Ukraiński urzędnik powiedział "The New York Times", że w miejscowości Borodzianka na północny zachód od Kijowa zaginęło i prawdopodobnie zginęło aż 200 osób. Heorhij Jerko, pełniący obowiązki burmistrza miasta, powiedział, że liczba ta jest przybliżona i że większość ciał prawdopodobnie została uwięziona w gruzach zawalonych mieszkań.
Borodzianka to kolejne z niewielkich miast na przedmieściach Kijowa, które w ostatnich dniach zostało wyzwolone od okupacji rosyjskiej. Teraz - podobnie jak w Buczy i Irpiniu - ukraińskie władze badają skalę zbrodni popełnionych tam przez Rosjan.

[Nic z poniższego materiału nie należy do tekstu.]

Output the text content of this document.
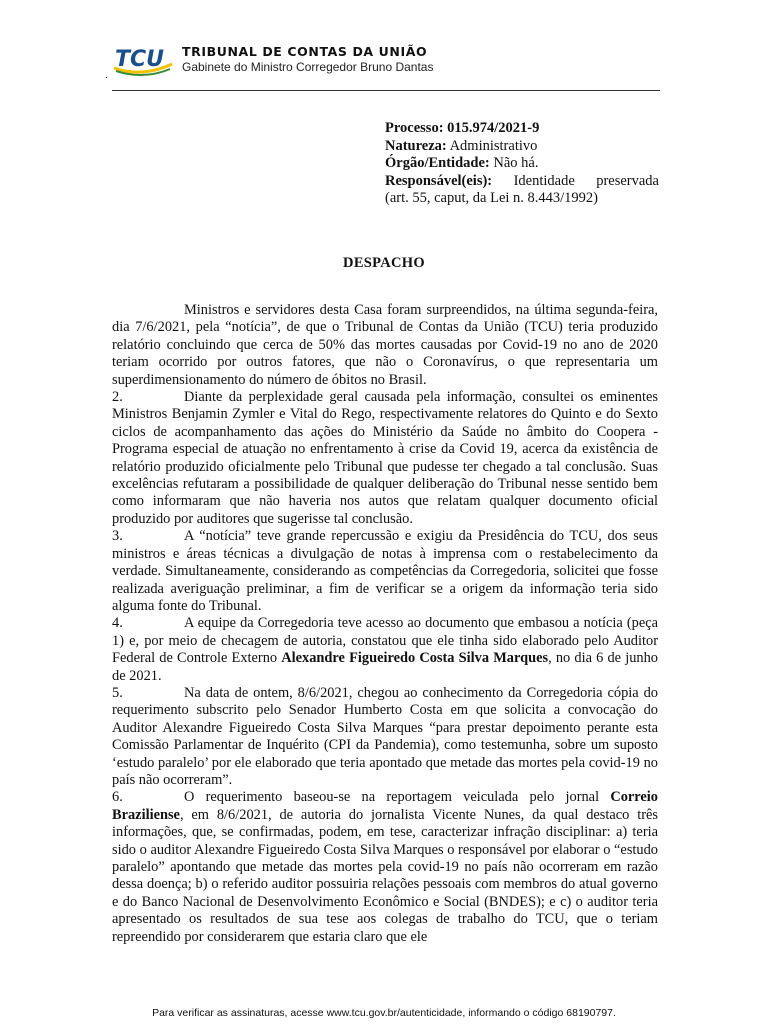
TCU TRIBUNAL DE CONTAS DA UNIÃO
Gabinete do Ministro Corregedor Bruno Dantas
.

Processo: 015.974/2021-9

Natureza: Administrativo

Órgão/Entidade: Não há.

Responsável(eis): Identidade preservada

(art. 55, caput, da Lei n. 8.443/1992)

DESPACHO

Ministros e servidores desta Casa foram surpreendidos, na última segunda-feira, dia 7/6/2021, pela “notícia”, de que o Tribunal de Contas da União (TCU) teria produzido relatório concluindo que cerca de 50% das mortes causadas por Covid-19 no ano de 2020 teriam ocorrido por outros fatores, que não o Coronavírus, o que representaria um superdimensionamento do número de óbitos no Brasil.

2.	Diante da perplexidade geral causada pela informação, consultei os eminentes Ministros Benjamin Zymler e Vital do Rego, respectivamente relatores do Quinto e do Sexto ciclos de acompanhamento das ações do Ministério da Saúde no âmbito do Coopera - Programa especial de atuação no enfrentamento à crise da Covid 19, acerca da existência de relatório produzido oficialmente pelo Tribunal que pudesse ter chegado a tal conclusão. Suas excelências refutaram a possibilidade de qualquer deliberação do Tribunal nesse sentido bem como informaram que não haveria nos autos que relatam qualquer documento oficial produzido por auditores que sugerisse tal conclusão.

3.	A “notícia” teve grande repercussão e exigiu da Presidência do TCU, dos seus ministros e áreas técnicas a divulgação de notas à imprensa com o restabelecimento da verdade. Simultaneamente, considerando as competências da Corregedoria, solicitei que fosse realizada averiguação preliminar, a fim de verificar se a origem da informação teria sido alguma fonte do Tribunal.

4.	A equipe da Corregedoria teve acesso ao documento que embasou a notícia (peça 1) e, por meio de checagem de autoria, constatou que ele tinha sido elaborado pelo Auditor Federal de Controle Externo Alexandre Figueiredo Costa Silva Marques, no dia 6 de junho de 2021.

5.	Na data de ontem, 8/6/2021, chegou ao conhecimento da Corregedoria cópia do requerimento subscrito pelo Senador Humberto Costa em que solicita a convocação do Auditor Alexandre Figueiredo Costa Silva Marques “para prestar depoimento perante esta Comissão Parlamentar de Inquérito (CPI da Pandemia), como testemunha, sobre um suposto ‘estudo paralelo’ por ele elaborado que teria apontado que metade das mortes pela covid-19 no país não ocorreram”.

6.	O requerimento baseou-se na reportagem veiculada pelo jornal Correio Braziliense, em 8/6/2021, de autoria do jornalista Vicente Nunes, da qual destaco três informações, que, se confirmadas, podem, em tese, caracterizar infração disciplinar: a) teria sido o auditor Alexandre Figueiredo Costa Silva Marques o responsável por elaborar o “estudo paralelo” apontando que metade das mortes pela covid-19 no país não ocorreram em razão dessa doença; b) o referido auditor possuiria relações pessoais com membros do atual governo e do Banco Nacional de Desenvolvimento Econômico e Social (BNDES); e c) o auditor teria apresentado os resultados de sua tese aos colegas de trabalho do TCU, que o teriam repreendido por considerarem que estaria claro que ele

Para verificar as assinaturas, acesse www.tcu.gov.br/autenticidade, informando o código 68190797.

Prezydent Ukrainy Wołodymyr Zełenski ostrzegł we wtorek, że sytuacja w Borodziance może być jeszcze bardziej dramatyczna niż w Buczy, w której miało zginąć ok. 300 osób.
Od 24 lutego do Polski wjechało z Ukrainy 2,5 mln osób - poinformowała we wtorek rano Straż Graniczna.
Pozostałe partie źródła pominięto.